Farming the sea to produce 60% of our protein for the future was one opportunity highlighted. The current system is not sustainable. Fish need to eat algae. The shortage of fish oil, containing DHA, is limiting the growth of the industry. Feed fish algae and they will produce fish oil, high in DHA, all in a sustainable manner. Dr Lyons reminisced about the algae plant in Winchester, Kentucky and how, for 30 years, it was on his mind until he finally bought it and made his dream a reality. Now his dream is to see plants around the world.

Town Branch river
Another dream that Alltech shares with many Lexingtonians, is to bring the Town Branch river back from obscurity, to the surface where its greatness can be rediscovered. Dr Lyons let the audience in on an interesting historical coincidence. In 1503 Robert Dunne was the third name on the list of founders of the Coopers Guild in Dublin, Ireland. Robert Dunne was also the name of Dr Lyons’ uncle, the last cooper in Ireland and a man dedicated to his craft. Taking those barrels, traditionally made by his ancestors and reusing them to produce Kentucky Bourbon Barrel Ale has become Dr Lyons’ way of honouring the passion and dedication of these craftsmen. The future for this dream is an all new brewery on the Town Branch river.

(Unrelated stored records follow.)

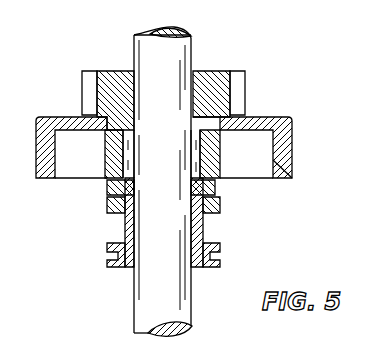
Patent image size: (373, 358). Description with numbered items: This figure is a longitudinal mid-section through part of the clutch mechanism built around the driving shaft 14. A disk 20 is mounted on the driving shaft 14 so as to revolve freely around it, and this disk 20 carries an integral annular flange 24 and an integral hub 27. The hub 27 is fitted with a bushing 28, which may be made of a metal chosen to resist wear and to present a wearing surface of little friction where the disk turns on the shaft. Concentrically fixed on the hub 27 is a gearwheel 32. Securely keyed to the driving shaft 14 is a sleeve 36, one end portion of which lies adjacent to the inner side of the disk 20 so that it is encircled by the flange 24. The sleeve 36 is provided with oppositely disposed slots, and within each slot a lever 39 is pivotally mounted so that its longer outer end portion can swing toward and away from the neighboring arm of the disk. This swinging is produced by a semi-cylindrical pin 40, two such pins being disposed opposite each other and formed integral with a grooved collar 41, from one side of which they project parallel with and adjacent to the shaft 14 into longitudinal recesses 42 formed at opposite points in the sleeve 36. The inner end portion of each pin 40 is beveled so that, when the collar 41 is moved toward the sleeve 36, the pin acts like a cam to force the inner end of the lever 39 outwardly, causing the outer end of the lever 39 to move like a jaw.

The driving shaft 14 is at (188, 300).
The disk 20 is at (293, 122).
The annular flange 24 is at (287, 177).
The hub 27 is at (197, 72).
The bushing 28 is at (132, 70).
The gearwheel 32 is at (240, 86).
The sleeve 36 is at (215, 166).
The lever 39 is at (107, 188).
The semi-cylindrical pin 40 is at (125, 224).
The grooved collar 41 is at (222, 258).
The recess 42 is at (123, 154).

A common theme throughout all of the opening presentations, was creating growth and discovering greatness. Growing business, growing leaders, allowing people to live up to their potential and creating the space for them to grow and flourish – a very positive message that can be applied immediately to ensure the success of the industry for the next seven years. He ended with a phase that has become somewhat of a personal motto for Dr Lyons:

“Don’t get it right, get it going.”

Dr Eugenia Wang awarded Alltech Medal of Excellence
The 2013 Alltech Medal of Excellence winner Dr. Eugenia Wang was announced by Dr Lyons for her pioneering work in using high-throughput technologies to explore the molecular signatures of Alzheimer’s disease, other dementias and heart disease. Dr Wang, a Chinese-born researcher from the University of Louisville focuses her research on the role of microRNAs as molecular “switches” in aging and age-dependent diseases. Her research has led to diagnostic breakthroughs in challenging age-related diseases.

In her presentation, Dr. Wang painted a picture of a world in the near future where diagnostic tests will enable family physicians to simply take a drop of blood from a patient’s finger and determine if they are progressing towards, or predisposed to, a potentially fatal disease. Dr. Wang explained that age is the time bomb for disease onset, meaning that as you get older it’s harder to remain disease free. Her solution to this is to modify gene expression via diet and behaviour so as to reduce the effects of age, as well as to provide cheap and efficient screening for genetic vulnerability to diseases like cancer and dementia.